I’ve been experimenting and haven’t been able to figure out how to adapt the regex pattern to exclude whitespaces after the \n and before the "explanation_1\

Any suggestion on what to try are greatly appreciated!!!

Include other white space chars, if they might be present in your texts.

Thank you but my goal is to EXCLUDE the white spaces.

I’m trying variations of tailored_bullet_point_1(.+?)\s*explanation_1
where \s* : Matches zero or more whitespace characters (spaces, tabs, newlines). When used after a capturing group, it excludes any whitespace immediately after the content captured by that group from being included in the match.
So I’m not sure why it’s not working :confused:

It works well, consider explaining your setup in more details.

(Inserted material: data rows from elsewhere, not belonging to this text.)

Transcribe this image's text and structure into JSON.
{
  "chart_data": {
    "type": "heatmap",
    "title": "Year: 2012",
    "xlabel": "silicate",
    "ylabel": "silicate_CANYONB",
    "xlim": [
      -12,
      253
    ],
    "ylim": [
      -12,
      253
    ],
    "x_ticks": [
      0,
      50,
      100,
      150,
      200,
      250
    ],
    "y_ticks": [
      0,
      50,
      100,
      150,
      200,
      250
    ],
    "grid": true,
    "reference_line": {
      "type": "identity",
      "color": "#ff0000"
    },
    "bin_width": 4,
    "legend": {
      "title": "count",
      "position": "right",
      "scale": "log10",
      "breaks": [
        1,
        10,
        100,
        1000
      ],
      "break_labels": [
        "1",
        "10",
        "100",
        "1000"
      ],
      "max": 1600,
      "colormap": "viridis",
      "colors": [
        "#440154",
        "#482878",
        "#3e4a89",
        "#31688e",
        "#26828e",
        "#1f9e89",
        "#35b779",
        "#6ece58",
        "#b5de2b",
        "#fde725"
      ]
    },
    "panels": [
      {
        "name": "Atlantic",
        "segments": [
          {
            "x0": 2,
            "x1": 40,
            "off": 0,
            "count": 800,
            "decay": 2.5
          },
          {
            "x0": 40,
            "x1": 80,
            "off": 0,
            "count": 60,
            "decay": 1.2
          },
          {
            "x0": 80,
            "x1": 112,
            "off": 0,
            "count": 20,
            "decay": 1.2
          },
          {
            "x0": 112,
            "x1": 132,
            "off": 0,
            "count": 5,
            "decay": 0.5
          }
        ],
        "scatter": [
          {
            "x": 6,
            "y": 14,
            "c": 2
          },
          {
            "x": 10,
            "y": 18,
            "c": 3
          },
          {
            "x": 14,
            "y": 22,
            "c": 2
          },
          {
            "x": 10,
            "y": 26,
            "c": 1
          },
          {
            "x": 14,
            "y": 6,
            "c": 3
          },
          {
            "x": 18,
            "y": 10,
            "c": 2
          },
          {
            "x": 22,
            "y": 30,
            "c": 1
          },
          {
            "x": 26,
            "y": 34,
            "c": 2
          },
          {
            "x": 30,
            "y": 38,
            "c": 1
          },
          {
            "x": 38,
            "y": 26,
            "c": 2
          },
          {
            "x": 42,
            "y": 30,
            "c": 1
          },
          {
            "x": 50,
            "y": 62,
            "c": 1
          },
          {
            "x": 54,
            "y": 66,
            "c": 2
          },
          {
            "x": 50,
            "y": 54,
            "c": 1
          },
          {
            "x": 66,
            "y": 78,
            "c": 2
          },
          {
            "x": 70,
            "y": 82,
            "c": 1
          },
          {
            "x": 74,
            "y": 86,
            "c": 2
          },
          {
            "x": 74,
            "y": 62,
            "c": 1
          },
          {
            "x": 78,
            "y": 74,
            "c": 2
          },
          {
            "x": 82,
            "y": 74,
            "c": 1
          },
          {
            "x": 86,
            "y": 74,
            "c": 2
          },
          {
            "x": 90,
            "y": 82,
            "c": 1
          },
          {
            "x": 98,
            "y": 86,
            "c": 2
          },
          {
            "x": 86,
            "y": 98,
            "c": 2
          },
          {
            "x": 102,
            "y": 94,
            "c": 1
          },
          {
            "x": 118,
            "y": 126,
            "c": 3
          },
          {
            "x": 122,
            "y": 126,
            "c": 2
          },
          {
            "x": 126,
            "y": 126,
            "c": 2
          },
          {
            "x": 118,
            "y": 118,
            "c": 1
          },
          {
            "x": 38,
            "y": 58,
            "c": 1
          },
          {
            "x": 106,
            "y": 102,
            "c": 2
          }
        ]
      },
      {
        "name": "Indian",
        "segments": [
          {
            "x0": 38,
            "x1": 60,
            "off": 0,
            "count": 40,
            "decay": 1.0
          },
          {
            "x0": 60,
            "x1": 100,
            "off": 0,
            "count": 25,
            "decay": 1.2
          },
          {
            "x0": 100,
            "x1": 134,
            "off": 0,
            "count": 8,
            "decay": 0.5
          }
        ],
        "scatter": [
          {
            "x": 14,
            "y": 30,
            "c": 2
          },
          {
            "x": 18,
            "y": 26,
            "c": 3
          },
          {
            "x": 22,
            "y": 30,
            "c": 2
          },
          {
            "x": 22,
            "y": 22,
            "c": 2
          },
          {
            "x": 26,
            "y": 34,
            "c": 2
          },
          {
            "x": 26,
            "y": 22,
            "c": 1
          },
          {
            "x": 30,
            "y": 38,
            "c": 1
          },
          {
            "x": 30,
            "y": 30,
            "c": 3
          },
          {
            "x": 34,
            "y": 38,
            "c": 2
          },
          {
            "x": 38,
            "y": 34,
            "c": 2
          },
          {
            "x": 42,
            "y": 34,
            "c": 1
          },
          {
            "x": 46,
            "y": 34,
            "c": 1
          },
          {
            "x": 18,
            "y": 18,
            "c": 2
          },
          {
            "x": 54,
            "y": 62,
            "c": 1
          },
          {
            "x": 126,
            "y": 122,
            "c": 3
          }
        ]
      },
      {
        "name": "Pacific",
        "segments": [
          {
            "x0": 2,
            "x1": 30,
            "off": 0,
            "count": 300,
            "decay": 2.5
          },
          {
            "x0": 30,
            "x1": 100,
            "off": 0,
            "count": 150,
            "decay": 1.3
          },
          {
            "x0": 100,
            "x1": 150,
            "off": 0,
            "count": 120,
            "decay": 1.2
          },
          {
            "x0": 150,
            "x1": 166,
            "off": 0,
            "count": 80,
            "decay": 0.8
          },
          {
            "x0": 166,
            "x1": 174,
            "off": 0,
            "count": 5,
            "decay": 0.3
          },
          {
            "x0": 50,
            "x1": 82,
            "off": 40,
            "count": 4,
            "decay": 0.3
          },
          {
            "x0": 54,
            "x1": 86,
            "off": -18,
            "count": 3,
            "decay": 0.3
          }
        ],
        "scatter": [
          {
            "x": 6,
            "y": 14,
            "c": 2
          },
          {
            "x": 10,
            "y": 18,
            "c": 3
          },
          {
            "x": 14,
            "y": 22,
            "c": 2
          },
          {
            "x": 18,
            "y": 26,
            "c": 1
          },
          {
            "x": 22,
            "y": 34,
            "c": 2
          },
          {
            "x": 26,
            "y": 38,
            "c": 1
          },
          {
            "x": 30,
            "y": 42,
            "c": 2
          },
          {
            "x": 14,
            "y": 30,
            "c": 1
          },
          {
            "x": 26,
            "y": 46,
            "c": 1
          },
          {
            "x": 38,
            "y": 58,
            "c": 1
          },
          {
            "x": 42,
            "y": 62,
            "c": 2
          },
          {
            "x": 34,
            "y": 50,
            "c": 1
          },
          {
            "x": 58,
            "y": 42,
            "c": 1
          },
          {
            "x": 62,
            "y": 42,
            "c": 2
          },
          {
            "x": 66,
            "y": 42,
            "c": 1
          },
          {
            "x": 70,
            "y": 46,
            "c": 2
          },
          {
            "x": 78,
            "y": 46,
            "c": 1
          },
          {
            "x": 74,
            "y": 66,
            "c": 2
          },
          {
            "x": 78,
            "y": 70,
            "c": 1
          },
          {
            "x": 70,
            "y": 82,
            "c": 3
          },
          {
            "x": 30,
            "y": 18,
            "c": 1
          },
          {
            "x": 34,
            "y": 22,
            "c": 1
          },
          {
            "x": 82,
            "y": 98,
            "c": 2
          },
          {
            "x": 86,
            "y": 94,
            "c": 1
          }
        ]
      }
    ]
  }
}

Hello Vladimir, thanks for you willingness to help out. I think this image explains it better. I have the regex code you graciously provided applied and I’m still getting the white spaces that I want to exclude (see green underline):

The whitespaces are after the \n which I’ve tried multiple ways to take into consideration in the patterns which capture the group in tools like regexr but do not exclude whitespace between the capture group that always ends with “.” and “explanation_1”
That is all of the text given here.